De nombreuses questions restent posées suite à ces résultats, concernant l’origine de l’inoculum (même si les éléments exposés plaident pour un rôle déterminant du milieu extérieur),  les voies privilégiées de pénétration, l’action effective des champignons dans les tissus et leur lien avec d’éventuels symptômes ultérieurs, etc.

Enfin, ces résultats posent la question de l’efficacité en termes de prophylaxie d’une désinfection poussée en pépinière, considérant le caractère massif et rapide des contaminations à la parcelle par différentes espèces de Botryosphæriaceæ. Le lien entre ces champignons et les symptômes observés n’étant cependant pas établi, et P. minimum et P chlamydospora, deux espèces pionnières de l’esca, n’ayant pas été retrouvées dans ce travail, beaucoup reste à faire avant de pouvoir tirer des conclusions définitives sur le sujet.
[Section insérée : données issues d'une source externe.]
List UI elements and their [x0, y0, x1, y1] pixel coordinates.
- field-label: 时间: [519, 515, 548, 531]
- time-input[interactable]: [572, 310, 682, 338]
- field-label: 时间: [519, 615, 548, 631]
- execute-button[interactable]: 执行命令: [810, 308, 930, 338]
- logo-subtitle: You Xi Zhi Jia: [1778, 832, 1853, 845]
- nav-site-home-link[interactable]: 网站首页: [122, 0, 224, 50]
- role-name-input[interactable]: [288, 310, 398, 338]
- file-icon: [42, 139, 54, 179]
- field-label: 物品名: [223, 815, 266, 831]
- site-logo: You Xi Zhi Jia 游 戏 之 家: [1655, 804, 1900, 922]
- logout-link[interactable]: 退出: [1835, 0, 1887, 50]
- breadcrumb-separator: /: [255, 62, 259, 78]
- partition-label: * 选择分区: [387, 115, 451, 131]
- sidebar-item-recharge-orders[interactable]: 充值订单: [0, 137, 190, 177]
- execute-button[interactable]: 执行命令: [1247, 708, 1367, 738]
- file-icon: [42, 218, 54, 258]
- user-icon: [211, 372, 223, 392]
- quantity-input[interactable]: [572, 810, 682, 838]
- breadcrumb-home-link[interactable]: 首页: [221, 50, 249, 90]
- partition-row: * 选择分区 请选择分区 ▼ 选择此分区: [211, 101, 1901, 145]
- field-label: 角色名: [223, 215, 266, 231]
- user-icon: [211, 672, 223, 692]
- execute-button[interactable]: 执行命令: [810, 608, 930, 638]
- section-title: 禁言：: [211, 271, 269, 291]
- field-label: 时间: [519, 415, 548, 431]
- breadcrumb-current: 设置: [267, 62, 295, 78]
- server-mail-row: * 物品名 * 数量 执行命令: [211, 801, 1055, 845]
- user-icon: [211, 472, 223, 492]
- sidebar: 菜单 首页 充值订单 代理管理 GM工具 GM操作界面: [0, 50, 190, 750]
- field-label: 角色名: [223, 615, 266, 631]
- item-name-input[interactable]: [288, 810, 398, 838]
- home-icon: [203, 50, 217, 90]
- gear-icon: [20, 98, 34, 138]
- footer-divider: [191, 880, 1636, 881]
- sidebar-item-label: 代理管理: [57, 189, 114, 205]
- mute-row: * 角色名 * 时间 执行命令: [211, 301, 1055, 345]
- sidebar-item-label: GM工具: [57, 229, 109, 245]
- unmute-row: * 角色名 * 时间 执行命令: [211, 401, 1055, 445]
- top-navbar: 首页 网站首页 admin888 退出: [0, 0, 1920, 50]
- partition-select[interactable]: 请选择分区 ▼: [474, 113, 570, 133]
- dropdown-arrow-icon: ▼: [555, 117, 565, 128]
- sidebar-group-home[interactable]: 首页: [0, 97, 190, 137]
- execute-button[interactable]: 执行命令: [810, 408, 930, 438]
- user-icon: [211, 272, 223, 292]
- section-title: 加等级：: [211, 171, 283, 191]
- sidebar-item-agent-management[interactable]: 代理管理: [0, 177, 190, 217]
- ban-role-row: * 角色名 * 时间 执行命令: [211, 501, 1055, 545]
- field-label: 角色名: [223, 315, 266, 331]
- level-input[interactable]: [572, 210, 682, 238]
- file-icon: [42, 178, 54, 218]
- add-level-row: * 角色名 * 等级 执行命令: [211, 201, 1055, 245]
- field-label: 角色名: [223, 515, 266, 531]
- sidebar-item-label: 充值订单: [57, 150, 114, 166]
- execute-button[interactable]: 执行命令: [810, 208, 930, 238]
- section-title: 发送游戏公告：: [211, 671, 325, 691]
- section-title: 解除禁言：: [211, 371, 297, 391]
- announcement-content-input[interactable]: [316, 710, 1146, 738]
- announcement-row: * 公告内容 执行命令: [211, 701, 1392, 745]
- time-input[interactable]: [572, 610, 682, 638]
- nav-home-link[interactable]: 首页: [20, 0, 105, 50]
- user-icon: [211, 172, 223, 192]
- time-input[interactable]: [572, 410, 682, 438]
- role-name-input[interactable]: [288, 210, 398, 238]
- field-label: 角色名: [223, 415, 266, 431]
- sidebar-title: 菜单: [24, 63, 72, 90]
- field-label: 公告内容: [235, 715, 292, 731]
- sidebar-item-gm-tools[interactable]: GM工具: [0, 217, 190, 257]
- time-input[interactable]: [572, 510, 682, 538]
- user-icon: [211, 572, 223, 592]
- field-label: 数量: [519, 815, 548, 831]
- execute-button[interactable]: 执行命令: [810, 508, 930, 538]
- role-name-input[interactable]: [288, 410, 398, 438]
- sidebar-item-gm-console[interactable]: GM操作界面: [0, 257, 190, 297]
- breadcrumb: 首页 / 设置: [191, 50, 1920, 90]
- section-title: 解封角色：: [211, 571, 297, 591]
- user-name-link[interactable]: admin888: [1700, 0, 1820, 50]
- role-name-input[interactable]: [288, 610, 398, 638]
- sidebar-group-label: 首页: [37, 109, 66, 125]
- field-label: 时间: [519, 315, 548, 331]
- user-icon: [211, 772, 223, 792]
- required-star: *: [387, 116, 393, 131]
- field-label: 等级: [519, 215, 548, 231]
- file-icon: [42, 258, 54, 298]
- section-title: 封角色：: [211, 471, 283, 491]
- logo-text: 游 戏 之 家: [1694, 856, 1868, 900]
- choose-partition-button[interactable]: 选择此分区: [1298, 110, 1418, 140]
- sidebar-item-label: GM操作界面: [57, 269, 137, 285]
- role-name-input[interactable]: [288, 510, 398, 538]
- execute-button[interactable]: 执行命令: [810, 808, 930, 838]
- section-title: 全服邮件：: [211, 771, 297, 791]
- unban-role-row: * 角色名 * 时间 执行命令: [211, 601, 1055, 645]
De futurs travaux sur cette parcelle et sur d’autres permettront peut-être de mieux préciser l’ensemble des processus à l’œuvre.  

De nouveaux essais menés dans le cadre du programme Origine

La mise en place de la parcelle et les premières années de suivi ont été financées par FranceAgriMer, et la poursuite de ces travaux de longue haleine fait partie du projet Origine, (plus particulièrement de l'action visant à étudier les facteurs de dépérissement sur jeunes plants). Les contaminations par les champignons s’étant avérées très rapides, et les résultats concernant leur cinétique ayant été acquis dès le début du projet, il a été jugé pertinent d’implanter un second dispositif suivant un plan d’expérience légèrement différent (disposition des blocs). En plus de la réalisation des mêmes suivis de contamination, la nouvelle étude a pour but de déterminer l’origine de l’inoculum qui envahit rapidement les plants issus de greffages herbacés, originellement exempts, grâce notamment à une caractérisation moléculaires des champignons pathogènes présents dans les plants témoins. L’objectif est de tenter de quantifier la part de responsabilité dans ces contaminations entre l’environnement (vignes déjà présentes, autres végétaux aux alentours, …) et l’inoculum introduit avec les plants eux-mêmes (témoins porteurs de champignons sur les écorces ou dans les tissus internes).

Cette parcelle a été implantée au printemps 2020, et les analyses moléculaires sont en cours de réalisation au pôle Val de Loire de l’IFV. Aucun champignon pathogène n’a préalablement été trouvé dans les greffes-boutures herbacées, ce qui confirme la validité de ce modèle pour ce genre d’études.